Some Tips to Help You Learn The Basics
You can’t learn without some investment in time and maybe a little bit of expense. Here are some tips for practicing your Spanish
- Think of your environment and exactly how and where you want to communicate ahead of time. For example- If you are going grocery shopping- write down the words for the vegetables and fruits you would want. Or the cuts of meat in Spanish you would want to ask for.
- When you’re visiting restaurants, practice ordering your meal. Practice asking for another drink or how to remove something from your plate.
- If you live at the beach or in the city. Some unique nouns and verbs will be very relevant. Example: Living at the beach, I would want to know the words for beach, sand, waves, beach umbrella, lounge chair, etc. Those won’t help me much in a big city in the mountains.
- How about verbs for swimming, surfing, and fishing?
While online classes are great, you’ll spend a good amount of time learning things you won’t use daily. That’s why I recommend always carrying a pad and pen with you. And when you learn a new word, write it down. If you’re more comfortable writing it on your cellphone, that’s fine too. But I find that things get buried in our cell phones. So pen and paper are always better.
If you want to be able to communicate at the most basic level, just be patient. More will come with time.
For example, you’ll be exchanging a lot of cash in Mexico. So make it a point to listen to what is being said. And take some time to learn to count from 1 – 20, count by tens, count by hundreds, and thousands.
Learn the days of the week. The basic colors. Pronouns like I, you, he, she, they, and we.
Learn the basic directions for up, down, go the left, to the right, behind, ahead, and stop here.
I promise if you spend at least a few hours a week learning and studying, you’ll be able to master at least these important phrases.
But it does take time. Don’t get discouraged. One day, out of nowhere, you’ll suddenly feel more comfortable, and you’ll be talking almost all in Spanish. And the whole point is to be able to actually speak with the local Mexicans. To really understand Spanish by talking to your neighbors, servers, taxi drivers, and shopkeepers.
And let’s not forget. You also want to know what is being said to you, right? And in real life. Not the slow cadence and speech of your Spanish teacher or fellow students.
A few other terms or phrases you should take some time to learn because they are important to the locals and how you are treated are:
Where are you from?

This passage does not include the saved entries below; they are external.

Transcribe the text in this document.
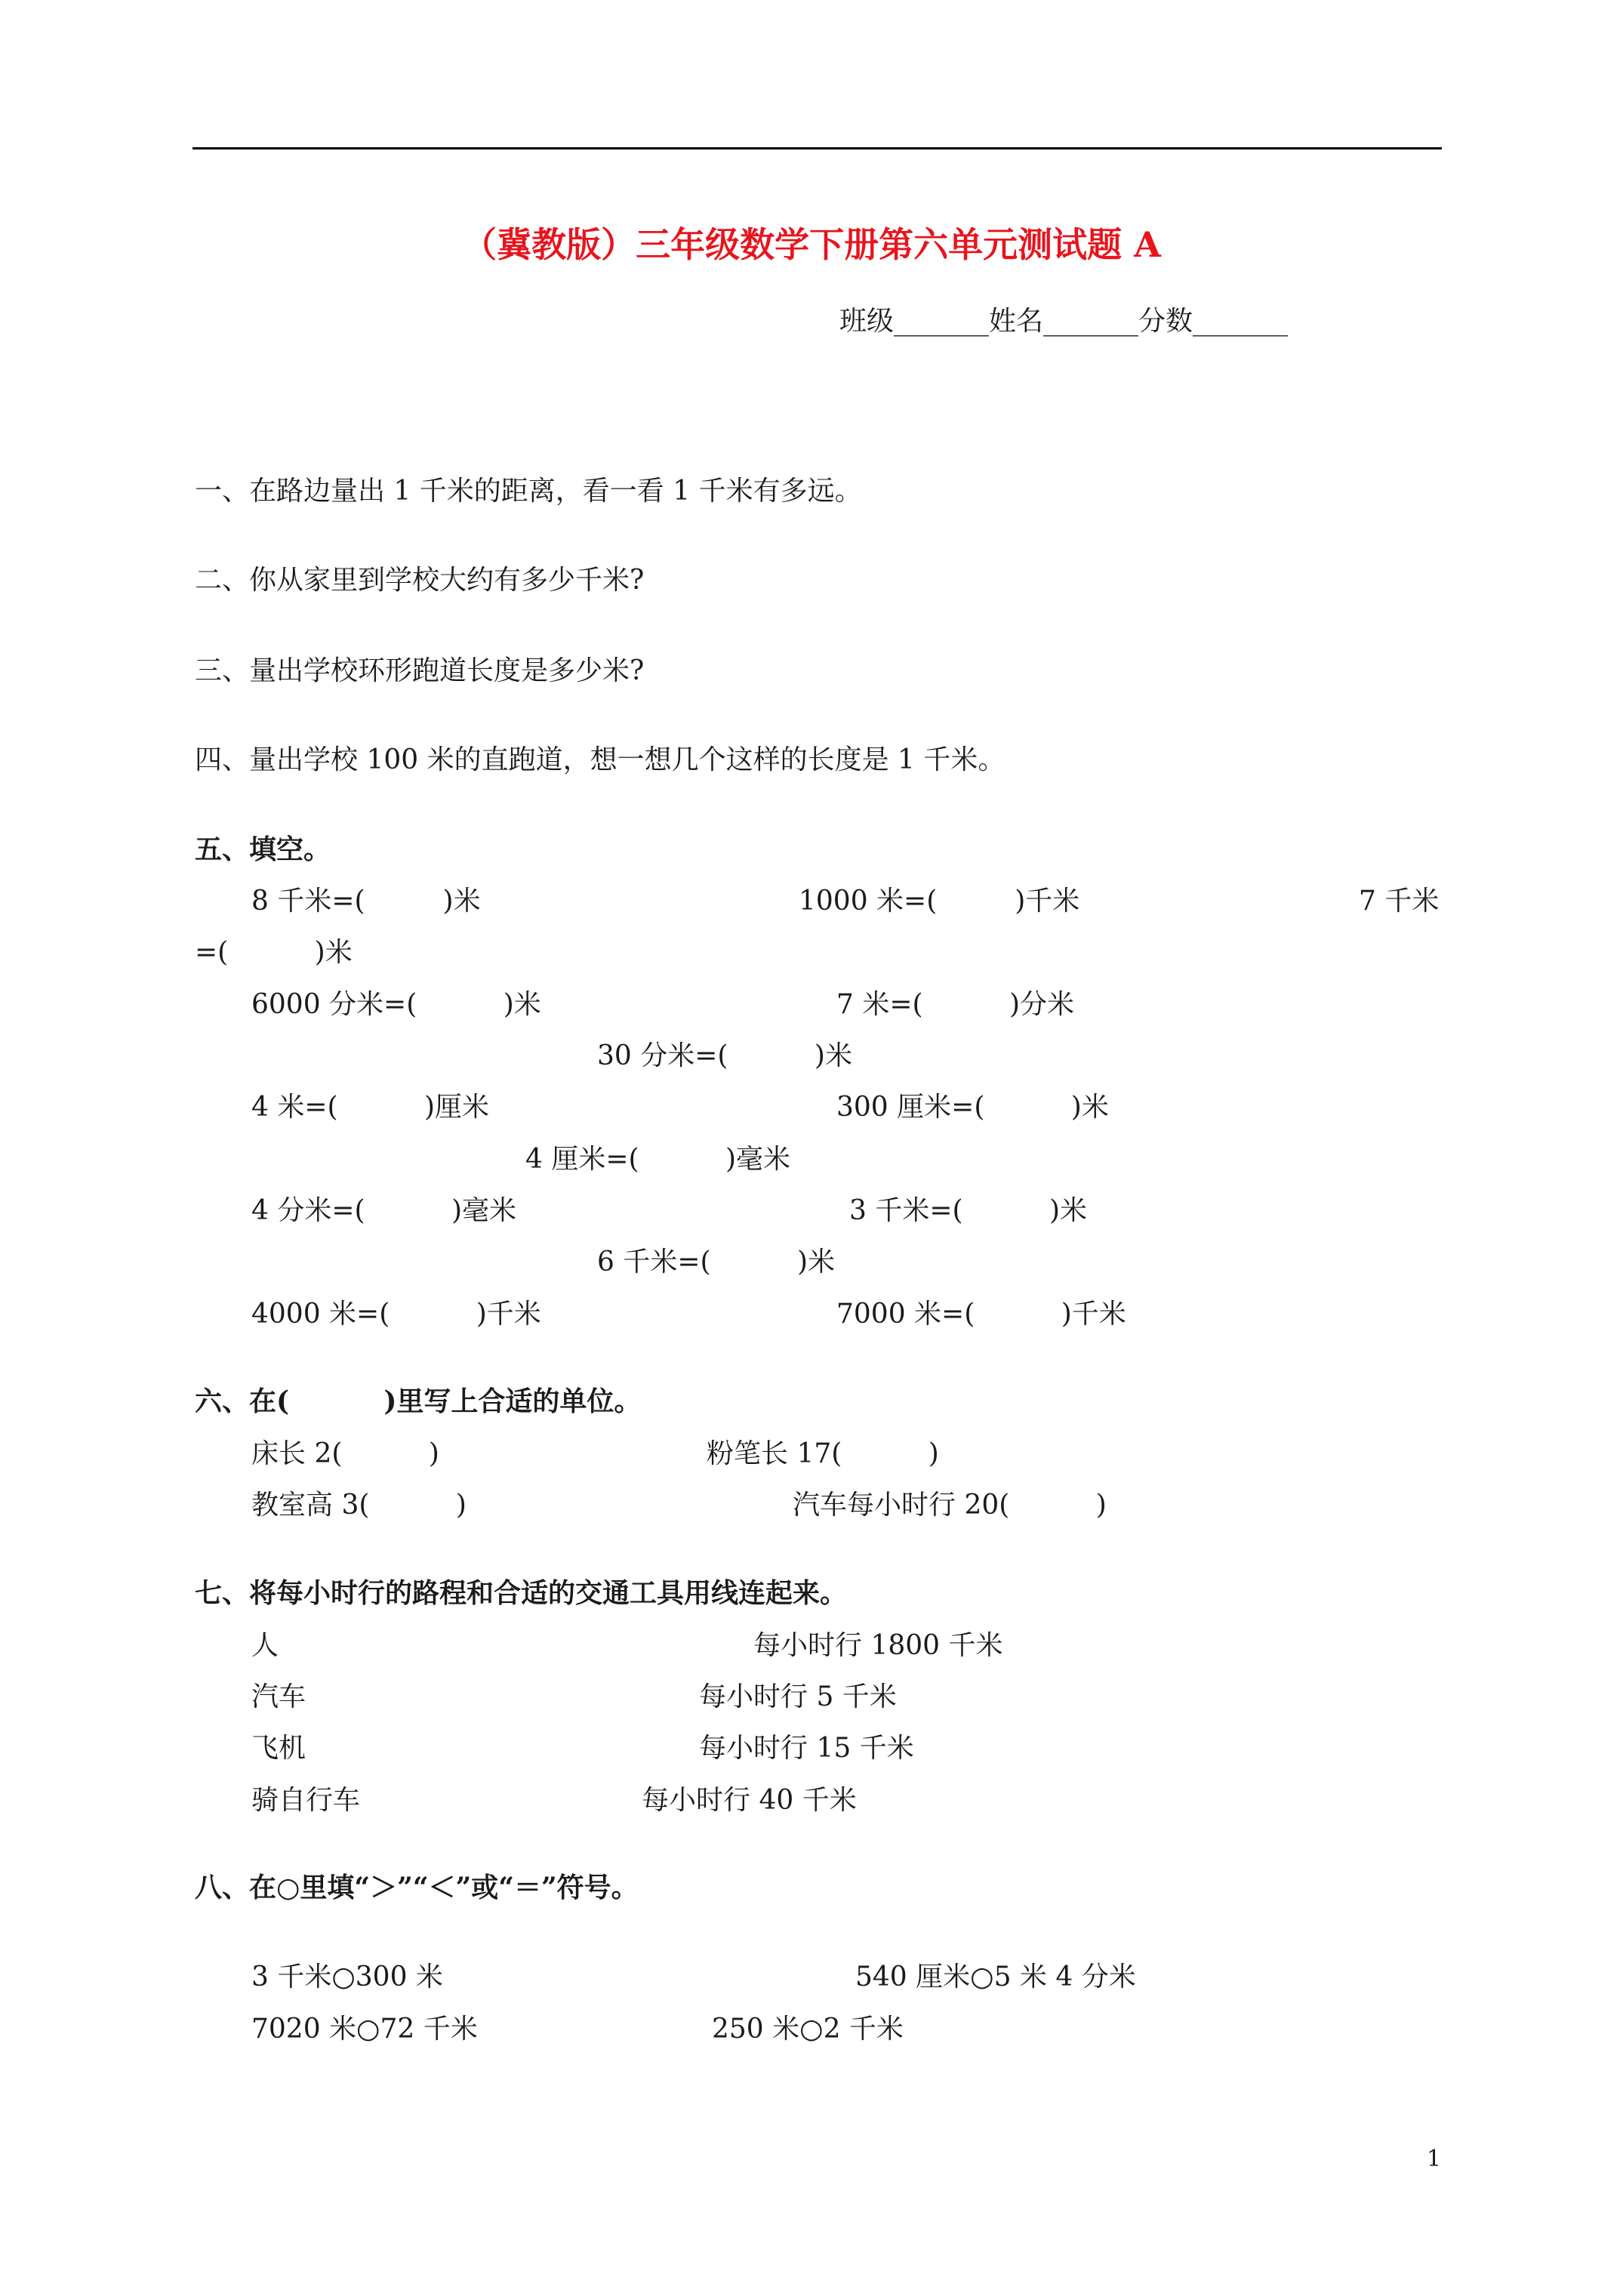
（冀教版）三年级数学下册第六单元测试题 A
班级_______姓名_______分数_______
一、在路边量出 1 千米的距离，看一看 1 千米有多远。
二、你从家里到学校大约有多少千米?
三、量出学校环形跑道长度是多少米?
四、量出学校 100 米的直跑道，想一想几个这样的长度是 1 千米。
五、填空。
8 千米=(         )米	1000 米=(         )千米	7 千米
=(          )米
6000 分米=(          )米	7 米=(          )分米
30 分米=(          )米
4 米=(          )厘米	300 厘米=(          )米
4 厘米=(          )毫米
4 分米=(          )毫米	3 千米=(          )米
6 千米=(          )米
4000 米=(          )千米	7000 米=(          )千米
六、在(          )里写上合适的单位。
床长 2(          )	粉笔长 17(          )
教室高 3(          )	汽车每小时行 20(          )
七、将每小时行的路程和合适的交通工具用线连起来。
人	每小时行 1800 千米
汽车	每小时行 5 千米
飞机	每小时行 15 千米
骑自行车	每小时行 40 千米
八、在○里填“＞”“＜”或“＝”符号。
3 千米○300 米	540 厘米○5 米 4 分米
7020 米○72 千米	250 米○2 千米
1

De donde eres?
How is your family? Como esta tu familia?
What time is it? Que hora es?
Where is… ? En donde esta …. ?
Don’t Beat Yourself Up If You’re Not Great Right Away!
And don’t worry! In the beginning, you won’t understand all the answers when you ask these questions. In fact, in some cases, you might not even know how to respond when someone answers. Don’t get discouraged. The goal here is to engage and get a conversation going.

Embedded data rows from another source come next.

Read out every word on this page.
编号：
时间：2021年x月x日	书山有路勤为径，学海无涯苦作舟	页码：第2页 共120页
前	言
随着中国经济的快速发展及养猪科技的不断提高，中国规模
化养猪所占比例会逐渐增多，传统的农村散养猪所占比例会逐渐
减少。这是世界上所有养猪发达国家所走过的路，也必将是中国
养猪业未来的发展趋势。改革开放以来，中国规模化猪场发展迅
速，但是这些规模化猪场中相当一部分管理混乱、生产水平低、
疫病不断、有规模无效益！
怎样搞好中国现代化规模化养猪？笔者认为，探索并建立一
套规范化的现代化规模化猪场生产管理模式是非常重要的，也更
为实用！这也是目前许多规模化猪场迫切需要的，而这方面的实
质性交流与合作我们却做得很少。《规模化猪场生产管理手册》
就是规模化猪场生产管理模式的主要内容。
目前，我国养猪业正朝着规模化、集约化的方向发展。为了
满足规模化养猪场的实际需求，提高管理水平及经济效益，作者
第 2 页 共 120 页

You might think, “ I’m sure, I’ve mispronounced a word or two.” “ Wrong tense?” Doesn’t matter! You have started a conversation, and you’re learning. Don’t let your own thoughts stop you from the desire to be able to communicate.
Because the goal is to not only exist in Mexico but actually to enjoy living in Mexico! And learning the local language will reward you tenfold. Even if you’re not fluent.